I would like to use my 3D printer to print the sort of patch-work sphere I talked about in yesterday’s post. The first step in doing that is to model the piece in computer software. Below are two views — a front view followed by a more edge-on view, of the software model:
It occurs to me that this would be a great kind of jigsaw puzzle — especially if I modify the edges to make them more interlocking. I did a bit of searching on-line last night to see whether anyone has taken this approach before to designing jigsaw puzzles on spheres, but all the spherical jigsaw puzzles I’ve found are build from a latitude/longitude grid — so the pieces get smaller toward the two poles. Of course the approach I’m describing might already be out there, and it’s just that I couldn’t find it.
If we’re making a jigsaw puzzle, the pieces could form some cool spherical image — the surface of a planet like Earth or Jupiter comes to mind — to distinguish the pieces from each other.

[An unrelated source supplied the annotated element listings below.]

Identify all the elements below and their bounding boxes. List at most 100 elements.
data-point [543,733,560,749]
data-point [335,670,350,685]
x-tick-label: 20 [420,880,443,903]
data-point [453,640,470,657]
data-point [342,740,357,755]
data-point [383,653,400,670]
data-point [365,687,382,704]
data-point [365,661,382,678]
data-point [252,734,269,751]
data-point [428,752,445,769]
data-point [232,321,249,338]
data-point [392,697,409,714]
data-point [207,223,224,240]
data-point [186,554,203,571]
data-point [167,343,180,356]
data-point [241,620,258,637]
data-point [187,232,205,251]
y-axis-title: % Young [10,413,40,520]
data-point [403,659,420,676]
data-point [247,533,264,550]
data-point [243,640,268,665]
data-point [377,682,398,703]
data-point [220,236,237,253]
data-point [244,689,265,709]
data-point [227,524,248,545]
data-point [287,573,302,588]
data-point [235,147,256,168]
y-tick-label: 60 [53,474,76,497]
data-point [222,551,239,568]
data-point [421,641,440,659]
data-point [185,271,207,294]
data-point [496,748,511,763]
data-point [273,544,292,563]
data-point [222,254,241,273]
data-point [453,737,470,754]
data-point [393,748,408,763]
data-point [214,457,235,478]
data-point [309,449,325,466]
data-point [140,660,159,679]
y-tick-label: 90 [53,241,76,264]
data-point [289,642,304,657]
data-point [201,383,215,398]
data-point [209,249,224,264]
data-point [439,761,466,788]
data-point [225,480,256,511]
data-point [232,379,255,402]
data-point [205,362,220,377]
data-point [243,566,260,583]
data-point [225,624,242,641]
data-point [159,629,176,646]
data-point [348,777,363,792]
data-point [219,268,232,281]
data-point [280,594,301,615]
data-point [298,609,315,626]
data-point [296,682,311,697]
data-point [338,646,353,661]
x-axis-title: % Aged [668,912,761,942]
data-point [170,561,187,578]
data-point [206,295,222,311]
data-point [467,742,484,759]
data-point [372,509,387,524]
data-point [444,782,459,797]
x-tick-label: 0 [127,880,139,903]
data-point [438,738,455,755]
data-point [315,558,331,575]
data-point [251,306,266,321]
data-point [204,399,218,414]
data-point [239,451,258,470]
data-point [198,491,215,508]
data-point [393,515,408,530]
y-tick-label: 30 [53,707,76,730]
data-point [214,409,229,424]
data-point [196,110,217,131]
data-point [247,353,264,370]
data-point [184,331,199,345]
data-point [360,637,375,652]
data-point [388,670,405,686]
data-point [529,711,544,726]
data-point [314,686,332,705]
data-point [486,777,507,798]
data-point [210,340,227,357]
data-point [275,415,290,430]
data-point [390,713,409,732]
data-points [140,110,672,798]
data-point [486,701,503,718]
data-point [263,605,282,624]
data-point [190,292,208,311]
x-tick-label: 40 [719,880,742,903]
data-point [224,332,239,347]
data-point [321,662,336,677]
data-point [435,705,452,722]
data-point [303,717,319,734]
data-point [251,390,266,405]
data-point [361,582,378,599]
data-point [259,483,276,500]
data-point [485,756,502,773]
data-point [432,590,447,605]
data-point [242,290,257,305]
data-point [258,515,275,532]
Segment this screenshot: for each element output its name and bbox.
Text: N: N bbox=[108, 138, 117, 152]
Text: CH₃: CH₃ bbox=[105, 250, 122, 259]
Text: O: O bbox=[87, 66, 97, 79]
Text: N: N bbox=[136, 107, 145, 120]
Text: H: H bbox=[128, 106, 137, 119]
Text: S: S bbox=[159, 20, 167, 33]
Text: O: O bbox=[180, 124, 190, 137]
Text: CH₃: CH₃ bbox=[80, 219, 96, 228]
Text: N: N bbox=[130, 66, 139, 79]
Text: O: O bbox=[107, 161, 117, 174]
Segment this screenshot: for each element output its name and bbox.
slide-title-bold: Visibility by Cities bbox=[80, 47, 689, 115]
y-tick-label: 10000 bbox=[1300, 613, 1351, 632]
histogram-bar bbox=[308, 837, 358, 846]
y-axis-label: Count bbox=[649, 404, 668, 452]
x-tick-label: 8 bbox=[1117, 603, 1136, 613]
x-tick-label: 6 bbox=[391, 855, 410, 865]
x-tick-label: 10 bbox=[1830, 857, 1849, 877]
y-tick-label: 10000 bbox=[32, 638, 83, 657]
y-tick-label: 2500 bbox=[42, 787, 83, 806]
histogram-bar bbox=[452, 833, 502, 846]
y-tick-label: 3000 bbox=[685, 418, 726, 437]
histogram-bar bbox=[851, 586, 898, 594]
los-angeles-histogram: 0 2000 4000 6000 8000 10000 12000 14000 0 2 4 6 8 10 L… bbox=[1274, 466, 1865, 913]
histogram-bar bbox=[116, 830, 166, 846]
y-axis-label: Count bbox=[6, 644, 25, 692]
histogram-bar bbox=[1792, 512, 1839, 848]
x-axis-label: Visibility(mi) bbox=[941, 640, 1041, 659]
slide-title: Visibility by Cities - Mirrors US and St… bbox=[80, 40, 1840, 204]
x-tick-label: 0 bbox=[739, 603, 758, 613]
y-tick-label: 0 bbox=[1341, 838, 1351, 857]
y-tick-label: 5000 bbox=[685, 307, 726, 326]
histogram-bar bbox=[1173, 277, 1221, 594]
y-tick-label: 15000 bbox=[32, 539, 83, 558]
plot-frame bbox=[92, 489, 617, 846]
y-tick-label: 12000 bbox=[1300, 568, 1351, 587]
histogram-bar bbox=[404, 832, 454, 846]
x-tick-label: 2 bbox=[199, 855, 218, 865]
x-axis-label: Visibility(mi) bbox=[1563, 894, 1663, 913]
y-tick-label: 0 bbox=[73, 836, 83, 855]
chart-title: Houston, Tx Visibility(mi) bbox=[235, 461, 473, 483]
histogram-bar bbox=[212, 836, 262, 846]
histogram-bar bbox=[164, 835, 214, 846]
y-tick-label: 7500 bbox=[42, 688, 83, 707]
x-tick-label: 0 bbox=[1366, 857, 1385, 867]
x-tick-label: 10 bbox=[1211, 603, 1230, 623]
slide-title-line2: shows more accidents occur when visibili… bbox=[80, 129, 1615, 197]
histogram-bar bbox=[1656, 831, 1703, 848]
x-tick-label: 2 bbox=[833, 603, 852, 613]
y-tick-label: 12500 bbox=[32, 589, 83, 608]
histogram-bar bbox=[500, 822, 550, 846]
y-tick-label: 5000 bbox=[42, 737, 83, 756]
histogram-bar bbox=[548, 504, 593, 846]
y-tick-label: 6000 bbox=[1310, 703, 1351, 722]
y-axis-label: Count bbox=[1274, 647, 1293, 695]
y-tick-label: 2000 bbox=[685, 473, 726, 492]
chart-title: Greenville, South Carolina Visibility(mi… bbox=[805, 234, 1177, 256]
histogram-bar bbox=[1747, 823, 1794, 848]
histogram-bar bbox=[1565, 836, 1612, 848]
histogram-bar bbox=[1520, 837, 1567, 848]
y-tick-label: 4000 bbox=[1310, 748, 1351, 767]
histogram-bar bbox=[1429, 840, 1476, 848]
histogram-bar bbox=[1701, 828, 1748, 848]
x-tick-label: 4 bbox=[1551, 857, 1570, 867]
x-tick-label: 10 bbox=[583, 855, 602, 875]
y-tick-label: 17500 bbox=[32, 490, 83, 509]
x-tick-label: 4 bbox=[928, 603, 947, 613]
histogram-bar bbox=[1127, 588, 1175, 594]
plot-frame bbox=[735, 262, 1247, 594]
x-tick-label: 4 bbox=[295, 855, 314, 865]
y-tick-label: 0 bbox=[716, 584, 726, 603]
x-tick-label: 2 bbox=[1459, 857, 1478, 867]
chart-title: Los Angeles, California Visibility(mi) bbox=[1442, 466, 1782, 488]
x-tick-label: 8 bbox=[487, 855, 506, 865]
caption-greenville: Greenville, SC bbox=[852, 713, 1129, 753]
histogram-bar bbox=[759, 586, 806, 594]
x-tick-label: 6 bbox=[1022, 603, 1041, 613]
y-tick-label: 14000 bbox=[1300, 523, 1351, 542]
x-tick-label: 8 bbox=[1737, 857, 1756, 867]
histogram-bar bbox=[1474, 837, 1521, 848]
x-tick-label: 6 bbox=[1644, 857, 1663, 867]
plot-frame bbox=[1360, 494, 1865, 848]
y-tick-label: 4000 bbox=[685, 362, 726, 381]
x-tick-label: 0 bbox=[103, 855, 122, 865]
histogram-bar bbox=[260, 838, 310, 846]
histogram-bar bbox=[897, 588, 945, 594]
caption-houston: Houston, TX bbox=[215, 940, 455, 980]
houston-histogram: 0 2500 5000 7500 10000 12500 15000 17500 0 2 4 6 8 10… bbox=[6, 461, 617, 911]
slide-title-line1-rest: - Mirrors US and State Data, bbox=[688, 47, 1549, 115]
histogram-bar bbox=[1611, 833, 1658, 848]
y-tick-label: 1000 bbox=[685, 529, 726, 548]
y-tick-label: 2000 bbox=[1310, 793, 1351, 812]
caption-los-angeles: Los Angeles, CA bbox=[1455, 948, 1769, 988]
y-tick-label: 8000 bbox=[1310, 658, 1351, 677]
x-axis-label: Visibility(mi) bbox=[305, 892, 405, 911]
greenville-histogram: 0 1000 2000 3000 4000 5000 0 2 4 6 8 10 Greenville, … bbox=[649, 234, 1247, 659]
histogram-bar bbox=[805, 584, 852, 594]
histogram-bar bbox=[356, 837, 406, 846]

Since every shape would be identical, the only way to solve such a puzzle would be through that image.
As M.C. Escher pointed out (as illustrated below in his wonderful 1959 work “Flying Horses”), you can change the edges of this sort of tiling — the only difference here is that we are doing this on a filing that covers a sphere:
It would really be fun to design a puzzle shape that matches the theme (eg: “planet earth” or “moon” or “jack-o-lantern”) of the jigsaw puzzle.